PRISM Framework: How We Built Our 30% Estimate
The PRISM framework weighs five components for legislative probability: Political Alignment, Regulatory Resistance, Industry Strength, System Momentum, and Macro Context. Here's how I mapped them:
Political Alignment (25% weight, 30% likelihood): We start with a 50% base for any significant legislation. Preemption has unified White House support (Trump) and partial GOP leadership support (Johnson, Scalise). But Democratic opposition is harder than typical Dem resistance—it's backed by state AGs with institutional power. That drops us to 30%.
Industry Strength (25% weight, 35% likelihood): Tech lobbying is aggressive and well-funded. But it's facing a novel constraint: this is an issue where states themselves are actors, not just interest groups. States have governments. Governors appoint AGs. That asymmetry cuts the industry strength forecast to 35%.
Regulatory Resistance (20% weight, 20% likelihood): States have already passed laws. Enforcement begins June 30, 2026 in Colorado. That's a hard deadline that creates political cost for federal preemption after it passes. AGs will fight. That's 20% of the probability weight, and it's low.
System Momentum (20% weight, 25% likelihood): Preemption failed twice. It's been introduced again. But the window is 6 months. Committee process is slow. Markup takes weeks. Floor scheduling is tight. There's momentum, but it's not runaway. 25%.
Macro Context (10% weight, 35% likelihood): Recession would tank preemption (states need revenue/policy flexibility). Strong growth favors deregulation. March 2026 data shows growth at 2.1% (slowing). That's neutral-to-slightly-negative for preemption. 35%.
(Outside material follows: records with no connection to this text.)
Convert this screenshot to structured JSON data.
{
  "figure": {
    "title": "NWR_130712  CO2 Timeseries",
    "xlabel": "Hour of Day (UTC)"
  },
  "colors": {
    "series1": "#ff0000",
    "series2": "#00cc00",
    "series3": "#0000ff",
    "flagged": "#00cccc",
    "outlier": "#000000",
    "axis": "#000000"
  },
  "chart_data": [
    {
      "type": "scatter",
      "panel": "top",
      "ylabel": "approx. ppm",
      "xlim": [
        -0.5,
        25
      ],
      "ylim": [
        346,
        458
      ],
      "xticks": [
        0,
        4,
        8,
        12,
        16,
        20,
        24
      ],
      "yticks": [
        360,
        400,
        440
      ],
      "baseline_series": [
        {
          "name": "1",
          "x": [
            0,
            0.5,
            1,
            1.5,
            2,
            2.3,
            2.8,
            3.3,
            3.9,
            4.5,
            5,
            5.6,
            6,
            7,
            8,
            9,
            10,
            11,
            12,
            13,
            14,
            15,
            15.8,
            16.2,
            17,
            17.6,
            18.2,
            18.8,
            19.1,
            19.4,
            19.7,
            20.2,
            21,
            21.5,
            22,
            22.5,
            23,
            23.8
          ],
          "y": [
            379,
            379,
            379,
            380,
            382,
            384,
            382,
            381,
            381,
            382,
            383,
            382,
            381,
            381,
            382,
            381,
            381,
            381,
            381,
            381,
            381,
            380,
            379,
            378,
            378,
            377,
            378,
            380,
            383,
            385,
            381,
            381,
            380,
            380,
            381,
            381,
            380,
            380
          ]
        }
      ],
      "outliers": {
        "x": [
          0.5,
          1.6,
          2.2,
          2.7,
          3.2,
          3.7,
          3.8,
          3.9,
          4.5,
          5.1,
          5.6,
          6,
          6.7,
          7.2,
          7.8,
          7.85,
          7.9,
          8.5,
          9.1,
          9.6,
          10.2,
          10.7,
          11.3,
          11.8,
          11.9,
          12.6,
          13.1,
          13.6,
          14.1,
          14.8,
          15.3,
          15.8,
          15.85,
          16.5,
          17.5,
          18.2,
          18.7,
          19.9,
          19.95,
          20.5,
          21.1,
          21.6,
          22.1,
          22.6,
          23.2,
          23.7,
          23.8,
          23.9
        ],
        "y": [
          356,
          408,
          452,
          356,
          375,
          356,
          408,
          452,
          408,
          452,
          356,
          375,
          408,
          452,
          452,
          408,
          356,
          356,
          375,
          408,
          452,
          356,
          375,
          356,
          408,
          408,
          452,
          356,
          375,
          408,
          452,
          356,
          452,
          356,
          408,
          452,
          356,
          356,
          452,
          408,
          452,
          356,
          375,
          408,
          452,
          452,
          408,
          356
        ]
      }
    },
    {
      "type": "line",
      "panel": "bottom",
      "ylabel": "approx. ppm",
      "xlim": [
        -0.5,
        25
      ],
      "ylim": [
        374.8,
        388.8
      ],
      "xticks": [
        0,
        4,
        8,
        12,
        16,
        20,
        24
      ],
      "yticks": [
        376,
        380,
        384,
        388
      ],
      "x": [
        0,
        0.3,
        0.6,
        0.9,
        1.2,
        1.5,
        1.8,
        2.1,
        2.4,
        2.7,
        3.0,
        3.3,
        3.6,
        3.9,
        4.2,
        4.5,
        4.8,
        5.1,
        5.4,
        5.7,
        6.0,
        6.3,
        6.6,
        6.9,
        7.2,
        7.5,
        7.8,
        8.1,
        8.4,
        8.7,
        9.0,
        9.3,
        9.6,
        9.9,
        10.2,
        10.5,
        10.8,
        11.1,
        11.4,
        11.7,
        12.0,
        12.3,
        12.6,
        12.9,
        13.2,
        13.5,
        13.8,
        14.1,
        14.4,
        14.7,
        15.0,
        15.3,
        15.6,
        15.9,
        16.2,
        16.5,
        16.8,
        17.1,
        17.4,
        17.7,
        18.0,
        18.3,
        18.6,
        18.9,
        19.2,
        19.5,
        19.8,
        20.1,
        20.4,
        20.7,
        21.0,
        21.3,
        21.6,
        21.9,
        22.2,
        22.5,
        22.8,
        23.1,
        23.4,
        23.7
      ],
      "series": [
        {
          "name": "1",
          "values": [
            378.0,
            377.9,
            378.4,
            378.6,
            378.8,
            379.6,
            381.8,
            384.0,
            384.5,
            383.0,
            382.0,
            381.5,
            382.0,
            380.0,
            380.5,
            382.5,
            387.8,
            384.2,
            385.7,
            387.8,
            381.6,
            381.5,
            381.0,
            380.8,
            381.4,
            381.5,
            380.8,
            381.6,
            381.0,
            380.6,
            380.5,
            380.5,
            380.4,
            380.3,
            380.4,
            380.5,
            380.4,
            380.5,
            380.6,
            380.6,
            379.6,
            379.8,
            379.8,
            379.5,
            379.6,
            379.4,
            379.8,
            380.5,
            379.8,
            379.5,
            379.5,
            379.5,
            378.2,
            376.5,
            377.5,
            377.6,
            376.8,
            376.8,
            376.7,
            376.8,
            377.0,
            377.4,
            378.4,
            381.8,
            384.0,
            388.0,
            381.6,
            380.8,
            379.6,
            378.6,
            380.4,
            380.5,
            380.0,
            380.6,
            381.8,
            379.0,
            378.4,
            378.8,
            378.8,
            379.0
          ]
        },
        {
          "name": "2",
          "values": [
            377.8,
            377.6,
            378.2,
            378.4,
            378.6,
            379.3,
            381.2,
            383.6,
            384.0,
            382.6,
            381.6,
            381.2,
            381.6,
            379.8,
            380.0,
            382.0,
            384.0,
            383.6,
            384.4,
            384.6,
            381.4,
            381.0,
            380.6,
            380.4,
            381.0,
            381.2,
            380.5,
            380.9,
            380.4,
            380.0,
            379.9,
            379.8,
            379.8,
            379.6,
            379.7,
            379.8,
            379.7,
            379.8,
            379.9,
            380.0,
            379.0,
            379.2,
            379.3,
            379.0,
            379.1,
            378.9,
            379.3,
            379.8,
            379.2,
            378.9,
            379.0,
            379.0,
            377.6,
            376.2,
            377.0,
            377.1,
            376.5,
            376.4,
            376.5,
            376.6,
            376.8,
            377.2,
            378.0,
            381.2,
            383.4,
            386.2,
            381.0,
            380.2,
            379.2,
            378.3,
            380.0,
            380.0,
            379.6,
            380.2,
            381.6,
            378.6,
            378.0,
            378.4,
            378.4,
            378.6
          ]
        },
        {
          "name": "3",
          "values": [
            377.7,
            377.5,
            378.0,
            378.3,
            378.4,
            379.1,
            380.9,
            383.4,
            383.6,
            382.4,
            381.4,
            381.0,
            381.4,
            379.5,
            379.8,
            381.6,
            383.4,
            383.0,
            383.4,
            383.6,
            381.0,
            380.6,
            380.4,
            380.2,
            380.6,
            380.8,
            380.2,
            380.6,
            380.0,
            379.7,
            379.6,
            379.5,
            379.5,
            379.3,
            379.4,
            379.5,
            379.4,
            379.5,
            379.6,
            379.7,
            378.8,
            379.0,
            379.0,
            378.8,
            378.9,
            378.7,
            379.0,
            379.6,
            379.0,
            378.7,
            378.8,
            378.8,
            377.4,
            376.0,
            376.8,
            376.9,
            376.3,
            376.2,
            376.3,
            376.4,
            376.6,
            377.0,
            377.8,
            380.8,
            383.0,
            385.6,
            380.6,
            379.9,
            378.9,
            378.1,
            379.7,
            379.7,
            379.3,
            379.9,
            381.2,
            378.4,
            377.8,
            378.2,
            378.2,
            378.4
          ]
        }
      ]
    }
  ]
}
Weighted: (0.30 × 0.25) + (0.35 × 0.25) + (0.20 × 0.20) + (0.25 × 0.20) + (0.35 × 0.10) = 0.075 + 0.088 + 0.04 + 0.05 + 0.035 = 0.288 ≈ 30%. That's our central estimate. I'm less confident than I'd like—the low-salience nature of the issue and the tight timeline create volatility.
Three Scenarios for AI Regulation by Year-End
Scenario A: Preemption Passes (30% probability). The White House mobilizes all four Republican levers (leadership, administration, lobbying, media), Democrats fracture on the vote (10-15 defect), and preemption passes in June as part of a larger bill. Colorado and California sue. Litigation continues through 2027. States win on narrow grounds or settle. Effective preemption is partial.
Scenario B: Preemption Stalls (50% probability). The bill gets committee attention, Matsui and Beyer block markup or force amendments, the vote never happens in the House, leadership deprioritizes before August recess, and preemption dies for this Congress. It resurfaces in the next.
Scenario C: Compromise (20% probability). The White House and Democrats negotiate a "soft preemption" framework: federal minimum standards (NIST AI Risk Management Framework) with explicit state-level enhancement allowed. That's what neither side currently wants, but it's what legislatures often produce. I'd assign this the lowest probability because neither side has incentive to negotiate yet.
I'd bet on Scenario B if I had to. The thing that separates me from the White House's confidence is that they're conflating lobbying power with legislative math. Lobbying is a necessary condition for passage. It's not sufficient when you've got 220 votes and razor margins.